Do you remember Fortran? I do. I have a headache when I even think about it. Trust me, I know what I'm talking about, I have programmed Fortran, although it was not a real IBM like in the picture above, it was an ordinary PC but it was a nightmare anyway.

I think people that wrote Fortran were just simply playing a practical joke to their colleagues when they made the rule in the language that every single line in the code MUST BE INDENTED with exactly 7 space characters. If you try 6 or 8 characters, the program just does not compile. And with a smile on their face they named the language "Fortran 77". Just for the sake of being cruel.

And the capital letters. Oh yeah. Programmers can be nasty when they are not given their bonuses, you know. READ, WRITE, IF, GOTO and other reserved words work only in capital, not in lowercase. Of course not.

Yes I know, now you people that have been reading mathematics start mocking me and claim that Fortran is the only language that introduces a native support for complex number calculation. If computers regularly introduce numeric types for integers and floats, Fortran does three; integers, floats and complexes, by the reserved keywords INTEGER, REAL and COMPLEX. But what's wrong in using libraries? Oh yeah... Fortran did not support libraries. Another headache.

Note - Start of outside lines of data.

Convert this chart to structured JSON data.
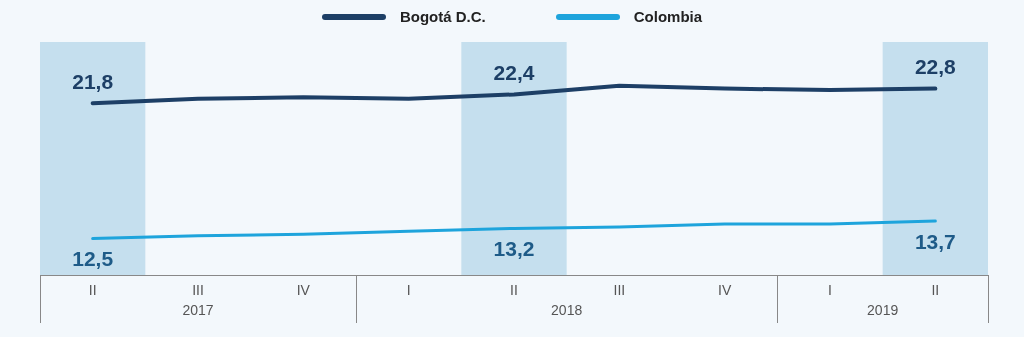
{
  "chart_data": {
    "type": "line",
    "categories": [
      "II",
      "III",
      "IV",
      "I",
      "II",
      "III",
      "IV",
      "I",
      "II"
    ],
    "series": [
      {
        "name": "Bogotá D.C.",
        "color": "#1d3f66",
        "values": [
          21.8,
          22.1,
          22.2,
          22.1,
          22.4,
          23.0,
          22.8,
          22.7,
          22.8
        ],
        "value_labels": [
          "21,8",
          null,
          null,
          null,
          "22,4",
          null,
          null,
          null,
          "22,8"
        ]
      },
      {
        "name": "Colombia",
        "color": "#1ea4dc",
        "values": [
          12.5,
          12.7,
          12.8,
          13.0,
          13.2,
          13.3,
          13.5,
          13.5,
          13.7
        ],
        "value_labels": [
          "12,5",
          null,
          null,
          null,
          "13,2",
          null,
          null,
          null,
          "13,7"
        ]
      }
    ],
    "annotations": [
      "2017",
      "2018",
      "2019"
    ],
    "legend": "top",
    "grid": false,
    "marker": "none",
    "line_style": "solid",
    "tick_labels": "x"
  }
}
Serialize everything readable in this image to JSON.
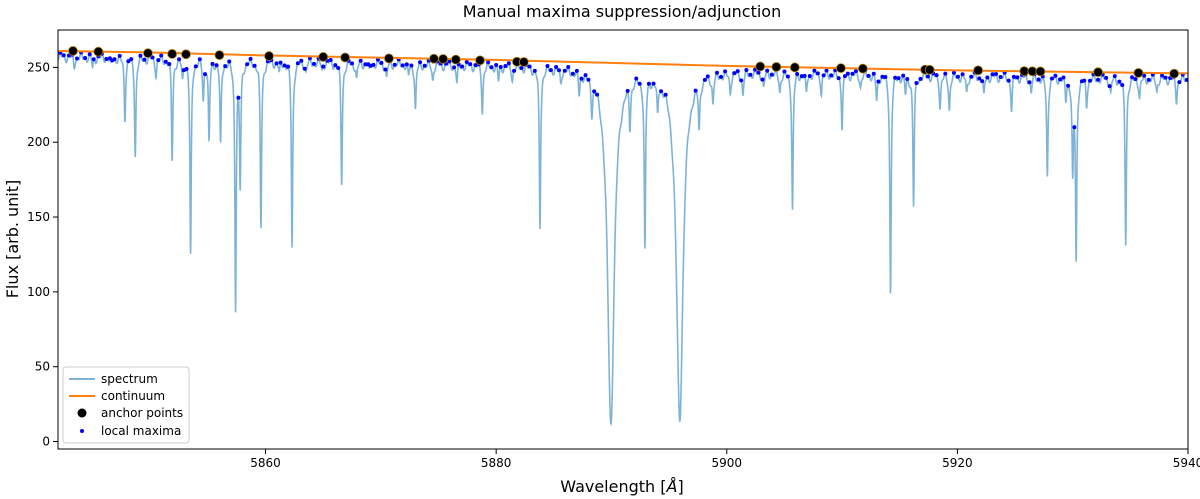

Next week about Lisp... my head hurts already.

April 17, 2011

Programming badly ?

Hi all! Things that we most love are most often the same that we find most annoying. At least I have made that observation. For me it is this thing about software. Now don't get me wrong, I love software and especially I love programming, I really do. But it comes with a cost.  Not all people share your eye on code beauty and perfectionism. Of course, tolerating this is called "ability to work as member of a group". Doesn't that just kill you!

The same goes with programming languages. There are some aspects about them that are really great, but some things about them are just so freaking annoying that I just can not stand it.

This blog is dedicated to those who have a love-hate relationship to programming. It is a humoristic approach to a serious thing, or vice versa, how you like it. If you don't have a clue what I'm talking about, just go on and read another blog, but if you share my feelings - who knows, you might even like it?